Although technology and processes are available to start considering the use of wastewater to augment future water supplies, the cost may be a key determinant for municipalities considering reclaimed as an option. Costs for potable and non-potable applications vary widely because they depend on site-specific factors.
The report urges water authorities to consider other costs and benefits in addition to monetary expenditures when assessing reuse projects. For example, water reuse systems used in conjunction with a water conservation program could be effective in reducing seasonal peak demands on the drinking water system. Depending on the specific designs and pumping requirements, reuse projects could also have a larger or smaller carbon footprint than existing supply alternatives or reduce water flows to downstream users and ecosystems.

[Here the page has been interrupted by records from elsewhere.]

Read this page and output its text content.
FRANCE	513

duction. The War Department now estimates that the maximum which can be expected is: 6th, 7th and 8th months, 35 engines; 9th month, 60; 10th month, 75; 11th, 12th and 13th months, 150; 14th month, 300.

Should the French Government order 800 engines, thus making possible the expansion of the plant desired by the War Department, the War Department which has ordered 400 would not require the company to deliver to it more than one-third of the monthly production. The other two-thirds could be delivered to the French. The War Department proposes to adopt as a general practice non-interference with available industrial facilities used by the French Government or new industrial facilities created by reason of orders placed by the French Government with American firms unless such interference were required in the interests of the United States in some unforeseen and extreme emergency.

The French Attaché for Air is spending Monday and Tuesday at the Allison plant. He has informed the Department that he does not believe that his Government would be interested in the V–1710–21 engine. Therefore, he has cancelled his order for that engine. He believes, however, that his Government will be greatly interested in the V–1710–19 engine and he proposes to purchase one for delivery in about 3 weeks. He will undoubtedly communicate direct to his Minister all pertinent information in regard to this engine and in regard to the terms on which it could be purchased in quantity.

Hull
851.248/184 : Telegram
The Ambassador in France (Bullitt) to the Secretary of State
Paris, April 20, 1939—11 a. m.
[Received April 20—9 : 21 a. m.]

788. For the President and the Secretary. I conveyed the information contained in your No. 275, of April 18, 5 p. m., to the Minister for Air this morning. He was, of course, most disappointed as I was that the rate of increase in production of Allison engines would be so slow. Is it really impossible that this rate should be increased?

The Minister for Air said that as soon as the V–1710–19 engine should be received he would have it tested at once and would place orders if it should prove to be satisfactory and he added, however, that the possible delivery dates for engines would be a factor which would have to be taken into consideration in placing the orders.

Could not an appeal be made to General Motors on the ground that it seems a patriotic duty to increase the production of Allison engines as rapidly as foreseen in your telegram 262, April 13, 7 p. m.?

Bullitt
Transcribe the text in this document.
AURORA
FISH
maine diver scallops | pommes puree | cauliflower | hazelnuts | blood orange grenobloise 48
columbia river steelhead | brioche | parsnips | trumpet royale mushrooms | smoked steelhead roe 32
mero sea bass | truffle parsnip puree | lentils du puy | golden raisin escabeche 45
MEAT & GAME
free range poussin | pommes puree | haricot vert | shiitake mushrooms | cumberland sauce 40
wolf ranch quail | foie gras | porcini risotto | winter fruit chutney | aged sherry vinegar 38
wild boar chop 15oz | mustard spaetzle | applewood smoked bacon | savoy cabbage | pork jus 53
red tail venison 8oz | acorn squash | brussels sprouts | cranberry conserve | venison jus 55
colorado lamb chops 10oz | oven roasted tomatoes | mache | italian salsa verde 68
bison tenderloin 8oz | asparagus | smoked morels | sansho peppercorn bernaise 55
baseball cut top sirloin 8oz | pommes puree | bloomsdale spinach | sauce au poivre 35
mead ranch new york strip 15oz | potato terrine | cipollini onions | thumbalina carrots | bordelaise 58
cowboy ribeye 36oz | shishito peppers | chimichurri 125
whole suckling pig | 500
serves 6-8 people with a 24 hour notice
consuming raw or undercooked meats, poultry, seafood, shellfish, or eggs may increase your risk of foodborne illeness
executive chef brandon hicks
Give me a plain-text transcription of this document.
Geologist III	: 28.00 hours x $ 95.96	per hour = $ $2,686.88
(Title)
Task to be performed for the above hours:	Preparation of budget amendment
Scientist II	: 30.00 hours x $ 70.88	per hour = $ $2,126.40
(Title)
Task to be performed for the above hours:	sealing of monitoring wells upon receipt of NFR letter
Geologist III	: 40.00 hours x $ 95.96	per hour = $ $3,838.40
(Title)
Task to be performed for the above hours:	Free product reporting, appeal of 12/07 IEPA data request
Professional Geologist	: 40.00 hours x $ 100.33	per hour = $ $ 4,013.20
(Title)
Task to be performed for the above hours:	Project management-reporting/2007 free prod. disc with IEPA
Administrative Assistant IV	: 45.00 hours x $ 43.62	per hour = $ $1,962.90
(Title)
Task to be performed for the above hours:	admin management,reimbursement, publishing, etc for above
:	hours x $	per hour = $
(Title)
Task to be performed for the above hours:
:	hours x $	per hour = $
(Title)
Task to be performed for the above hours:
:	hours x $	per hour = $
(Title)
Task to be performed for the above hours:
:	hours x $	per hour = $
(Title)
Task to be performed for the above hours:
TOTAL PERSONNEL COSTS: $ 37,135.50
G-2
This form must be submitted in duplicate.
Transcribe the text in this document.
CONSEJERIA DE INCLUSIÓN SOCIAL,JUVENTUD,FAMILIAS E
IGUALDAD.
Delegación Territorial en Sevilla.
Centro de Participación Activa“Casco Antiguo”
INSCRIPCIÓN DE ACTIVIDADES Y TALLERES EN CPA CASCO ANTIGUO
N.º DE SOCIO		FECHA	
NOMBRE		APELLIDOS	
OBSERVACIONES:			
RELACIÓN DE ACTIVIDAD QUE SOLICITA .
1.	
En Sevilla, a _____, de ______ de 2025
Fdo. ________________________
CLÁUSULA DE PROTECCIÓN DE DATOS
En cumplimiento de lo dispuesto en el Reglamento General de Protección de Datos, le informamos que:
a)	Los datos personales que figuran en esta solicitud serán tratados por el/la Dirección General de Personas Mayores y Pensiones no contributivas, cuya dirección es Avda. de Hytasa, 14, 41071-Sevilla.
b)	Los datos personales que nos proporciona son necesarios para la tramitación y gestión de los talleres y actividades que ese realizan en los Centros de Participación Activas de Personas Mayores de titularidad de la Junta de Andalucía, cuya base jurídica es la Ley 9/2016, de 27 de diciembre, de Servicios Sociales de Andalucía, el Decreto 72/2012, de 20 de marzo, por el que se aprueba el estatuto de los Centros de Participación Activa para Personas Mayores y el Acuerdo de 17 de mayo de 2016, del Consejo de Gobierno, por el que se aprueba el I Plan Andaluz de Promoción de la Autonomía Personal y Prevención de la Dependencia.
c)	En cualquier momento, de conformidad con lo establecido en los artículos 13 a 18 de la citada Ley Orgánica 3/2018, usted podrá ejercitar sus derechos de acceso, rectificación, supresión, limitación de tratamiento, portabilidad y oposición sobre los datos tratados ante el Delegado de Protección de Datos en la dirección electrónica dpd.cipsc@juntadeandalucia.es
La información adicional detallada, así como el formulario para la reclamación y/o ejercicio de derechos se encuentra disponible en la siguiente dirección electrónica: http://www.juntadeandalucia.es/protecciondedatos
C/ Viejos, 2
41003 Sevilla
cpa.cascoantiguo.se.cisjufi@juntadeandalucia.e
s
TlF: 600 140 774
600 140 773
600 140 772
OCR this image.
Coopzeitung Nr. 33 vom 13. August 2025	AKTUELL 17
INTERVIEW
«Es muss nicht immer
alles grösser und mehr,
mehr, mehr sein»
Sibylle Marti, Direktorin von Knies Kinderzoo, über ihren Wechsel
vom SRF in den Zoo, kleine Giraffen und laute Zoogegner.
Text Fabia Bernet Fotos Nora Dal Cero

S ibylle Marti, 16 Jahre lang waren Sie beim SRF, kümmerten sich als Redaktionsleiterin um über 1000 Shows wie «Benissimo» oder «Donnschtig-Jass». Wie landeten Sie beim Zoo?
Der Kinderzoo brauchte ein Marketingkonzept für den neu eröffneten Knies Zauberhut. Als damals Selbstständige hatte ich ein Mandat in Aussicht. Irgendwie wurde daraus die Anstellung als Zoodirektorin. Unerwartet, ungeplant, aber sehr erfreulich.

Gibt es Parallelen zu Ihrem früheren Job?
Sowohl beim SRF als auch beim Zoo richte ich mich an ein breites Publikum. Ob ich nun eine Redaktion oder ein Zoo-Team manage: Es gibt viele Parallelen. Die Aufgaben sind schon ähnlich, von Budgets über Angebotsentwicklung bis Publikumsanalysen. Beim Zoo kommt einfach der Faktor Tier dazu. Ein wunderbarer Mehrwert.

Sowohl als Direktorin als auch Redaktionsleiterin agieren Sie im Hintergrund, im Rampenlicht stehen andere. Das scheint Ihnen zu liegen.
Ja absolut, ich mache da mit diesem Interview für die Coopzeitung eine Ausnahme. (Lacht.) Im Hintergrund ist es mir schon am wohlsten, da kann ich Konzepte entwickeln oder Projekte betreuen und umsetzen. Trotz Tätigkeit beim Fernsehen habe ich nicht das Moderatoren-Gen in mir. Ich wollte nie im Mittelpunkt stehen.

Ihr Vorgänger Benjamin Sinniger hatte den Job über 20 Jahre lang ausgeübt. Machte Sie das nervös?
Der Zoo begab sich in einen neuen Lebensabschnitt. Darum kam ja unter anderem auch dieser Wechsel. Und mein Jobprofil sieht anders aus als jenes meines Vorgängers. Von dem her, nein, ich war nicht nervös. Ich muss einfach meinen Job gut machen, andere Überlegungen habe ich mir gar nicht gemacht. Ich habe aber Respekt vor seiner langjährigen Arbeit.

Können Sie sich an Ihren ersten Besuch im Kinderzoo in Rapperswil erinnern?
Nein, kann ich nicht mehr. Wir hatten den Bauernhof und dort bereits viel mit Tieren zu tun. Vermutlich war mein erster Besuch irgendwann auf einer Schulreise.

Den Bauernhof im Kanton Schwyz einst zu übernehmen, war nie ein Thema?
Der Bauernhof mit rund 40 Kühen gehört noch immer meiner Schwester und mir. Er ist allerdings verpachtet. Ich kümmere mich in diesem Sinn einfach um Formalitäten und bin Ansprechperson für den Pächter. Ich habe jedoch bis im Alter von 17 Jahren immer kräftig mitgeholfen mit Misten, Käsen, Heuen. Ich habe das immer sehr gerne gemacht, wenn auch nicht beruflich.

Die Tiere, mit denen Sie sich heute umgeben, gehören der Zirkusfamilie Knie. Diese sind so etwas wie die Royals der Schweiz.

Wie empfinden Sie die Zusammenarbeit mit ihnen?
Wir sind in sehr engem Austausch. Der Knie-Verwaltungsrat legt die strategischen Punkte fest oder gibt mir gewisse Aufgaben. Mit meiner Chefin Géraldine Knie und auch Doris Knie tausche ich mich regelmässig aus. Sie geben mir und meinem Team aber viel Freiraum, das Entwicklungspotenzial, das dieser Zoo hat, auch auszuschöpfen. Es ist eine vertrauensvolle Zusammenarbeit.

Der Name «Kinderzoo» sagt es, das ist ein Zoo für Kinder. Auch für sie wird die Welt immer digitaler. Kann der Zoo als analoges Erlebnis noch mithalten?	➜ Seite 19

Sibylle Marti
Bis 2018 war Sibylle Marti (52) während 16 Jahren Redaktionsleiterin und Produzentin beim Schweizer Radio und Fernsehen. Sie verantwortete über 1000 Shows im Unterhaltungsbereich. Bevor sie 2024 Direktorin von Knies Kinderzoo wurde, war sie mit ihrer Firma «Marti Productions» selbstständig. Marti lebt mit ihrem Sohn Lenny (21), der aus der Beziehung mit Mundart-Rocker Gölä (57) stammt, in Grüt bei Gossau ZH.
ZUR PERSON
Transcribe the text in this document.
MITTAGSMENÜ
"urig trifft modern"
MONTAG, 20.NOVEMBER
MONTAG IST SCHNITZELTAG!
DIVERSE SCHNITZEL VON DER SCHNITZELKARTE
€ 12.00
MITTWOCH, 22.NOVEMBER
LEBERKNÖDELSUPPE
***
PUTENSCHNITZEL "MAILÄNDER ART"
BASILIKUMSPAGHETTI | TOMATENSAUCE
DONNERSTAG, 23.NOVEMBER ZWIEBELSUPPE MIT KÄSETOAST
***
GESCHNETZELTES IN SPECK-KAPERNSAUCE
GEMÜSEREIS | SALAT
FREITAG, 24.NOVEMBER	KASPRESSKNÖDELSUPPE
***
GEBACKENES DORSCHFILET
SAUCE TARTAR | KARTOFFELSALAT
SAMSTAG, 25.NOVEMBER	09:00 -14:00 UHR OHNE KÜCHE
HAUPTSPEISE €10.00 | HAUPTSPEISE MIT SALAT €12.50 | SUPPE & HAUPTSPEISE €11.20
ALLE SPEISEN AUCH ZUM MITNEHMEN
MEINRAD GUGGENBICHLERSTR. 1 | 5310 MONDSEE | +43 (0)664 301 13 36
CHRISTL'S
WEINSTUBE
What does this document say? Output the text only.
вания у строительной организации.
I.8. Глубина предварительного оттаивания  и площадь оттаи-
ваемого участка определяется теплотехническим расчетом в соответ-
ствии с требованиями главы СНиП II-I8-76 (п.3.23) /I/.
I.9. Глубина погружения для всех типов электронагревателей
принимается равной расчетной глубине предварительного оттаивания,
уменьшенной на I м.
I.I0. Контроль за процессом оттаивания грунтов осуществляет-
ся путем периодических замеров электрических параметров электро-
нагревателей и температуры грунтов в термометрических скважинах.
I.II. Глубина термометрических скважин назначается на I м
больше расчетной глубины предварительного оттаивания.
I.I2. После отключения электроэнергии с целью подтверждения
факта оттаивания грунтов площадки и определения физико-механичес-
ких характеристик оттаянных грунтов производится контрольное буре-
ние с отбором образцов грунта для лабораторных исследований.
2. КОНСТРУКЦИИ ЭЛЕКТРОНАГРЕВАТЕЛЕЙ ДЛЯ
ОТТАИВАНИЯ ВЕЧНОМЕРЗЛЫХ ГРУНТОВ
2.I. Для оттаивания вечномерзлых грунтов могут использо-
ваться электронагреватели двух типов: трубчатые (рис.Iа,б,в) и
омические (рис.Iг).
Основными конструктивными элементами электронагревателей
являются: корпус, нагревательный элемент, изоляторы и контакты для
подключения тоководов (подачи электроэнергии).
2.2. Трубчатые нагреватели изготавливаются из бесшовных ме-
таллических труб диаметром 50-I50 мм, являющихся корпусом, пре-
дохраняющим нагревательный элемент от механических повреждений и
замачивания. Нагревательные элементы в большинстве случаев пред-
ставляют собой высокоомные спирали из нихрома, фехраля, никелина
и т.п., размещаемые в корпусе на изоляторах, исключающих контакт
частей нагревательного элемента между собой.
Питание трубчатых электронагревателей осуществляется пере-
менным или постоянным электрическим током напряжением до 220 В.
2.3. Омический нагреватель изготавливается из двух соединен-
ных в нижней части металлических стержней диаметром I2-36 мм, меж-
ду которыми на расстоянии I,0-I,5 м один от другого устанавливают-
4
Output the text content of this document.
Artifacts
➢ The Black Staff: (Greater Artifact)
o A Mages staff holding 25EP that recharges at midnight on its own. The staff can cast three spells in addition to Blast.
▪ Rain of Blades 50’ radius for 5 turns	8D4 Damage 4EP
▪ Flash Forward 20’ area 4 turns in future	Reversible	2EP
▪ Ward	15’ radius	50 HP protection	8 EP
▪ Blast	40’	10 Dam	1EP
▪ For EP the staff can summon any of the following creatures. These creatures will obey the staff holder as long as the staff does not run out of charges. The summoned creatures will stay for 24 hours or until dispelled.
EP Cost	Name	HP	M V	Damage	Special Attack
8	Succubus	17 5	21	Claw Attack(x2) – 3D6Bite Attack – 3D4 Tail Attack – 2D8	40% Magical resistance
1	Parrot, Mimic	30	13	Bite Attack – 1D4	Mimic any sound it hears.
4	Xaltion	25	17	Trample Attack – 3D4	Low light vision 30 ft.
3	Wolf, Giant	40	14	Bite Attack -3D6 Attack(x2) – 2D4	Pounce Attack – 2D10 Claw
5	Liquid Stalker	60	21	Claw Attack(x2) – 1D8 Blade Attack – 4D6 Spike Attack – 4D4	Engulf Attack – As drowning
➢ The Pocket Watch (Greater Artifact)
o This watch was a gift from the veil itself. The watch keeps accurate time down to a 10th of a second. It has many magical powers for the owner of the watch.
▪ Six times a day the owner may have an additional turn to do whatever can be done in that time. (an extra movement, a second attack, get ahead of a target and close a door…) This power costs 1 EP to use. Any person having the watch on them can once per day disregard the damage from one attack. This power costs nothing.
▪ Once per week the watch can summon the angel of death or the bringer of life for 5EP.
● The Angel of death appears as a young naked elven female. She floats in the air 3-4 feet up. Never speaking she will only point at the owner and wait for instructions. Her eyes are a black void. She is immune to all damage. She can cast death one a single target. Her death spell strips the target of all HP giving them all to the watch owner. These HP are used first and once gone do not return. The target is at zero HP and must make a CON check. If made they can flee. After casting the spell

Water reuse regulations differ by state and are generally not based on risk-assessment methods. Adjustments to the federal regulatory framework could help ensure a high level of public health protection, provide a consistent minimum level of protection across the nation, and increase public confidence in potable and non-potable water reuse, the report says. -- Jennifer Walsh & Solmaz Spence
Water Reuse: Potential for Expanding the Nation’s Water Supply Through Reuse of Municipal Wastewater. Committee on the Assessment of Water Reuse as an Approach for Meeting Future Water Supply Needs, Water Science and Technology Board, Division on Earth and Life Studies (2012, approx. 200 pp.; ISBN 0-309-25749-2; available from the National Academies Press, tel. 1-800-624-6242; $45.00 plus $5.00 shipping for single copies).
The committee was chaired by R. Rhodes Trussell, president, Trussell Technologies, Pasadena, Calif. The study was sponsored by the U.S. Environmental Protection Agency.